Application roles and policies are I guess the big new thing in OBIEE 11g security. Instead of defining security in terms of groups in the RPD or an LDAP server, OBIEE 11g uses a role-based approach to which permissions and privileges are assigned. Application roles represent a functional role (such as Marketing Analyst, Northern User) which a user has, which gives them the privileges to do that role. Creating this abstraction layer away from the physical groups that are found in an LDAP server gives you a number of advantages:
- You don’t have to grant BI access permissions based on whatever groups just happen to be your LDAP server,
- or more likely, find these are irrelevant to BI and therefore you have to roll-your-own groups, typically held externally in a set of database tables
- Also, you can bundle up these application roles and policies and export them as artifacts between different environments (dev and test, for example)
So what typically happens when you create users and groups, and assign them to application roles, is as follows:
- Beforehand, you need to review the application roles you’ve got, and potentially create more appropriate ones that make use of the shipped application policies (to create webcat admins, for example, who can’t then go on to edit the RPD)

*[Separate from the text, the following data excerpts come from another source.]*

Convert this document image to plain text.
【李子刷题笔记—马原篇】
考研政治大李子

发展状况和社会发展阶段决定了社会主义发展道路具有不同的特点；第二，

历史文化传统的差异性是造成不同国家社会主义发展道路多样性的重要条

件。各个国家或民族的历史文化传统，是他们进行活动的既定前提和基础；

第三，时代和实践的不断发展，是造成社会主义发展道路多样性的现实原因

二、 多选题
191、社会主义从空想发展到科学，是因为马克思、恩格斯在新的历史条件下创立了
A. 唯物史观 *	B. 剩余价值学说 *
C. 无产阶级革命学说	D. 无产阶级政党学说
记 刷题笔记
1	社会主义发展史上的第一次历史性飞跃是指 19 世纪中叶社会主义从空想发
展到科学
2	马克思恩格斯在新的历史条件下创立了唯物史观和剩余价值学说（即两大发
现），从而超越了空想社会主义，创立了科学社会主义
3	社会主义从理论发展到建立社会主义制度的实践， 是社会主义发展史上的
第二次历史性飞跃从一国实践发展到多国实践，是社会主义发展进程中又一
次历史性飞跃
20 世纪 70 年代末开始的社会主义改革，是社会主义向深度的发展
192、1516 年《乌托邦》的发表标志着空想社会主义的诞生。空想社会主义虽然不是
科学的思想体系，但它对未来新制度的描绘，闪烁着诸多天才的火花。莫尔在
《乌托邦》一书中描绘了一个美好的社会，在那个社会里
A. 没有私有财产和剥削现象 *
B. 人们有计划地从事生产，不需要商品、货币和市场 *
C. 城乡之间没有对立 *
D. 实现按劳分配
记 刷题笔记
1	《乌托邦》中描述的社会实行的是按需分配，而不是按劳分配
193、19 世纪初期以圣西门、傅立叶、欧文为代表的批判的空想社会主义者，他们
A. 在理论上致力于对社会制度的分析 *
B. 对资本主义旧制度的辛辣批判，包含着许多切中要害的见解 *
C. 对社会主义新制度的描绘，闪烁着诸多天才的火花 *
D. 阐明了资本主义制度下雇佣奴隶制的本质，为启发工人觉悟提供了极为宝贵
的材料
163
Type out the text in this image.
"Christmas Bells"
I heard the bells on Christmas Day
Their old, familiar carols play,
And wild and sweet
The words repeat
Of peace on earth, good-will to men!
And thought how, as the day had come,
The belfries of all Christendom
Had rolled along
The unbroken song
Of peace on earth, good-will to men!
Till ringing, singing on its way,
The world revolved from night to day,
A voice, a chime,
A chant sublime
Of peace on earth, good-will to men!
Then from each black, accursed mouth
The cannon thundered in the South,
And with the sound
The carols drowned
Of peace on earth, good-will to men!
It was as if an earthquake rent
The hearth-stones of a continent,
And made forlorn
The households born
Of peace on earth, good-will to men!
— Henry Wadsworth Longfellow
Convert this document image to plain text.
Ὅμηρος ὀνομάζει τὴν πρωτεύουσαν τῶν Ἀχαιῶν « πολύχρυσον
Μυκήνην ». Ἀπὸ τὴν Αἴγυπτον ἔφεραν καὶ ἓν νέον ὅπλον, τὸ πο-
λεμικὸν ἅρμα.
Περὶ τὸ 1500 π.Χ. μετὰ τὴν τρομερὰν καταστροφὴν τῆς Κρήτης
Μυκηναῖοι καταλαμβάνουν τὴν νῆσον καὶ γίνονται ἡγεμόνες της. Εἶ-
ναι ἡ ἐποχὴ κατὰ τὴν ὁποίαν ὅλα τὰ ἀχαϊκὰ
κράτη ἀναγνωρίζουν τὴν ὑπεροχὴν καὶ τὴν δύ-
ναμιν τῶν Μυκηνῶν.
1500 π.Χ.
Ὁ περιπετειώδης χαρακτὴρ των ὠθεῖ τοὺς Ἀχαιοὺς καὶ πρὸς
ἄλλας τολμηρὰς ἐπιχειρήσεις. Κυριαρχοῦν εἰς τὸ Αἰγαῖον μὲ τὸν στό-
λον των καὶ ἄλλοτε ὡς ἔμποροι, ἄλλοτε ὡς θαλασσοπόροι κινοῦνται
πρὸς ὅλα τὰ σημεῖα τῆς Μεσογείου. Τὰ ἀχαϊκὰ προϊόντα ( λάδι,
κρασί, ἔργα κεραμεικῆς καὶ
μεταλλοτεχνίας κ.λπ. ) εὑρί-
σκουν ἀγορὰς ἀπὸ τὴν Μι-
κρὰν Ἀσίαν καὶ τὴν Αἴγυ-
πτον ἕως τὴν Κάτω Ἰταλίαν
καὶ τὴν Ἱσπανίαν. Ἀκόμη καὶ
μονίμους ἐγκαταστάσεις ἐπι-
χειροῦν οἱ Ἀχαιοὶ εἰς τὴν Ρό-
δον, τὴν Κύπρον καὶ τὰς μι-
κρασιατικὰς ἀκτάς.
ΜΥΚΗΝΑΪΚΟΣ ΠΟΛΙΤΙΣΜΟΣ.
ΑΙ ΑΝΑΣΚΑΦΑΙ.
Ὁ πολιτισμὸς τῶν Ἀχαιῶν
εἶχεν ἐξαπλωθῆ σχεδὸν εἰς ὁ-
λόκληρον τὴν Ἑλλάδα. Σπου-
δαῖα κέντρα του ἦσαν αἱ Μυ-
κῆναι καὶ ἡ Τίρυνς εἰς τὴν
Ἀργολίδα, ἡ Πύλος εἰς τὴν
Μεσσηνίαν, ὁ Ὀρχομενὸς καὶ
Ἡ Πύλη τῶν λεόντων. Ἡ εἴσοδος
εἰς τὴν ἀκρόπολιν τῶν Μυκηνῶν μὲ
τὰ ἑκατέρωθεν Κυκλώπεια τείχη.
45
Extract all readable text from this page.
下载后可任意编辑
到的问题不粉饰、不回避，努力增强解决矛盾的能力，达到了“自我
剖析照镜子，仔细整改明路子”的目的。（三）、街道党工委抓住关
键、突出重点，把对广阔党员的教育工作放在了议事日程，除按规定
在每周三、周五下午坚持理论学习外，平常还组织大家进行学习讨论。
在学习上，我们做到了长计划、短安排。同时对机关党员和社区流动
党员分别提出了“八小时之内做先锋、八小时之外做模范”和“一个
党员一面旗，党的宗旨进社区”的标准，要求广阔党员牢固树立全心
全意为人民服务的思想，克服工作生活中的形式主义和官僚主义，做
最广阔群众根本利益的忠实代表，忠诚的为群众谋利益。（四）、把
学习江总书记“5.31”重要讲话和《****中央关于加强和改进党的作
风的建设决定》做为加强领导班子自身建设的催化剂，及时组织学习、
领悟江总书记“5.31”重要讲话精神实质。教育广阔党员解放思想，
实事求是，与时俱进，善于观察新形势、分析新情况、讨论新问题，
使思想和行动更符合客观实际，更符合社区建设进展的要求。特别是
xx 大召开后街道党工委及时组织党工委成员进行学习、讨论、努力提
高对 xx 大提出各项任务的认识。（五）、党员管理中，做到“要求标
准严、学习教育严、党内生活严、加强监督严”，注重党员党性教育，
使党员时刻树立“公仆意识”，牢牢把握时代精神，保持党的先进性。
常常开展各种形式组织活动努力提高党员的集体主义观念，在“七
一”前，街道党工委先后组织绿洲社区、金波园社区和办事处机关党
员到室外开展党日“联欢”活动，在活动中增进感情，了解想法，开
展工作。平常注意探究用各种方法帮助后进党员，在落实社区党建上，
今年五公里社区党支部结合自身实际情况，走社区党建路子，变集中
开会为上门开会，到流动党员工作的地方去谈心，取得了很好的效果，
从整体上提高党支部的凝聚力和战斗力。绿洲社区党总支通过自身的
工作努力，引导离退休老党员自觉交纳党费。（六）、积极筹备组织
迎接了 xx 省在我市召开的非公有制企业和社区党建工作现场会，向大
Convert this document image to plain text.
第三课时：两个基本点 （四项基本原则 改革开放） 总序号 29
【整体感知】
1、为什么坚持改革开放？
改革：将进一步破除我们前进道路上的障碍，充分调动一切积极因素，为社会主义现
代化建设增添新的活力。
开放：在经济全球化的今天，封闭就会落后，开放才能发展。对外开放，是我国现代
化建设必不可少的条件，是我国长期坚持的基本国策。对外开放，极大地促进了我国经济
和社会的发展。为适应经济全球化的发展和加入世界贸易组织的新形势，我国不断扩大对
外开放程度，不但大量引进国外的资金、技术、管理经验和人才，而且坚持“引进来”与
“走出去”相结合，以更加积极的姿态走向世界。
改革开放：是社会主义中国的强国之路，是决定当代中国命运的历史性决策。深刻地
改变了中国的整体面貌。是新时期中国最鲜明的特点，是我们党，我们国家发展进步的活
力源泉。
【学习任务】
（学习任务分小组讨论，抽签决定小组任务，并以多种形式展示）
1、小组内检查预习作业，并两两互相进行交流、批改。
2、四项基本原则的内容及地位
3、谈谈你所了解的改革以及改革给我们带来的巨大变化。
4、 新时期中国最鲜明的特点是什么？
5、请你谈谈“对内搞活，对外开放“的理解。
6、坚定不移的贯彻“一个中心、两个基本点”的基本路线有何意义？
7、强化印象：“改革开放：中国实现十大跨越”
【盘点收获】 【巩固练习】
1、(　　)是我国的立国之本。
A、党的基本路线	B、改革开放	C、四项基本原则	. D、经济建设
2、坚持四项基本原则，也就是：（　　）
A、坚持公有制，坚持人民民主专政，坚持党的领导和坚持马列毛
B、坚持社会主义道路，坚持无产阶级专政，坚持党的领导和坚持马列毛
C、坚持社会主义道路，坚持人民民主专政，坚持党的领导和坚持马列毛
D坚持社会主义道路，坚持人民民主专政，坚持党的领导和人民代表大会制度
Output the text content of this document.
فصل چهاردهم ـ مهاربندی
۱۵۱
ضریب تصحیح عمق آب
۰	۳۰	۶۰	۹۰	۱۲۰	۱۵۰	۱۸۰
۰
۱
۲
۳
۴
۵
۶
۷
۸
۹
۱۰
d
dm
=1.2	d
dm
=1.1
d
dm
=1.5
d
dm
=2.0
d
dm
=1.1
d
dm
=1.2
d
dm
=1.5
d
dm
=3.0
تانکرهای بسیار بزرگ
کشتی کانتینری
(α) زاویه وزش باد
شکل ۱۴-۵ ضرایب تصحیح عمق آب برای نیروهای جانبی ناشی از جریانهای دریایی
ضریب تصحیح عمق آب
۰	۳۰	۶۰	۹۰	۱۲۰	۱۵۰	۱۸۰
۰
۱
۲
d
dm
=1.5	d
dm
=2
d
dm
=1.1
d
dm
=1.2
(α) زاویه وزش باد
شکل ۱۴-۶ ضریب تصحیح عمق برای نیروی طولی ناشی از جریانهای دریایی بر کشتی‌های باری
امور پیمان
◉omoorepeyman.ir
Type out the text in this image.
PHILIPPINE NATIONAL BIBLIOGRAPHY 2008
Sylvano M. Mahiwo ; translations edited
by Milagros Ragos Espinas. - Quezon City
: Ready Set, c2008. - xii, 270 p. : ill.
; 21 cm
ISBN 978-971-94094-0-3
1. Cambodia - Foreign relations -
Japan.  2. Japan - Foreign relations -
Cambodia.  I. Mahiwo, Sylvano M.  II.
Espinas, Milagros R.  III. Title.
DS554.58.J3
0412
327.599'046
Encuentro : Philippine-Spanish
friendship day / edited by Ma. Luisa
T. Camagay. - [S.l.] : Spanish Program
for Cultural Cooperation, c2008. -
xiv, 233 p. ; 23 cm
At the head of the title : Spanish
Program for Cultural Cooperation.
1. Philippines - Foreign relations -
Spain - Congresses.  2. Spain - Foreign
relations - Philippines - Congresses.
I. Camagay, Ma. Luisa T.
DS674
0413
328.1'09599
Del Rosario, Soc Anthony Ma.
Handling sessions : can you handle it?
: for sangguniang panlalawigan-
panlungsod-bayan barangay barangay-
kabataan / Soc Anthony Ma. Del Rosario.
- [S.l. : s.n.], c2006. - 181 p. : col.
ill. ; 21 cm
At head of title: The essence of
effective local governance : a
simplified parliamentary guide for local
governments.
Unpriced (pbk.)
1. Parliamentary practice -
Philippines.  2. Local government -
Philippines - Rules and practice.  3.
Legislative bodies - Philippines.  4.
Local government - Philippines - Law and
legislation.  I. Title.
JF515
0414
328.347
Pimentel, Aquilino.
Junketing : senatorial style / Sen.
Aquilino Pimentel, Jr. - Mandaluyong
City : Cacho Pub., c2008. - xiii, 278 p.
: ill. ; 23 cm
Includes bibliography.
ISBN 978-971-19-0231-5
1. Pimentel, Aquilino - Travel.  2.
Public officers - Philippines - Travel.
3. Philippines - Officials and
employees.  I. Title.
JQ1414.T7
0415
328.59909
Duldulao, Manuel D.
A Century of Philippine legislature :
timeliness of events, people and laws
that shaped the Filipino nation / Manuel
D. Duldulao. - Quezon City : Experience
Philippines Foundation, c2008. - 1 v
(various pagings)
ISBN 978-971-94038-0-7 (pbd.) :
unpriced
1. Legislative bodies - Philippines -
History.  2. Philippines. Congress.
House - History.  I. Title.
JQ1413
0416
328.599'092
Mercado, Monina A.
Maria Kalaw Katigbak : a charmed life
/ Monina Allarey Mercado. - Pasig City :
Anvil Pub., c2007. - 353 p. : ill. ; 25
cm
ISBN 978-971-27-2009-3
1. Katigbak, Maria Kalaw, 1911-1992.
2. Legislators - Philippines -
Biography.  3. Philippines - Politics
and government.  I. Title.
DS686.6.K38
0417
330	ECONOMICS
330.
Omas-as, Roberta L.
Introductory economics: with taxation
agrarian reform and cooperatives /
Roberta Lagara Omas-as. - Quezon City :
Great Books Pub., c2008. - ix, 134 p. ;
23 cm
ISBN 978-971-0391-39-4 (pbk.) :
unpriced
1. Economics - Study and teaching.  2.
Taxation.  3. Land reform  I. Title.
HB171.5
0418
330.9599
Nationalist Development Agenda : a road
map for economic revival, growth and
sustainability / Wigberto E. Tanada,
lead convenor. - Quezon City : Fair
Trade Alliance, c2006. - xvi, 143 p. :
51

- Either create your users and group in the WLS LDAP Server, or add a new authentication provider (and possibly, policy store provider and credential store provider) to connect to the users and groups in your corporate directory
- Create mapping between your LDAP groups and your application roles, typically granting application roles to your LDAP groups
- Manually add users to other application roles you’ve created, if your LDAP server doesn’t have appropriate or granular-enough groups
- Go to the BI Administration tool and use these application roles to grant access to subject areas, and associate row-level filters to these roles
- Go to the BI Presentation Server admin screen and grant permissions on BI objects, and on BI Presentation Server functionality, to these roles
What you don’t need to do anymore is have some init block system using DBMS_LDAP to go and retrieve group memberships from your LDAP server, as OBIEE 11g now has direct access to the server (through OPSS) and you’ll automatically see details of users, plus their application roles, in the Identity Manager within the 11g BI Administration tool, like this:
You also don’t need to create matching webcat groups for your RPD groups as these are now replaced by application roles, though catalog groups are still supported for backwards compatibility. For now though, that’s an overview of OBIEE 11g security, and I’ll follow this up over the next few days with two more postings; one on working with the default security configuration that ships with OBIEE 11g, and another on connecting OBIEE 11g and OPSS to Microsoft Active Directory, probably the most common post-install security task for 11g.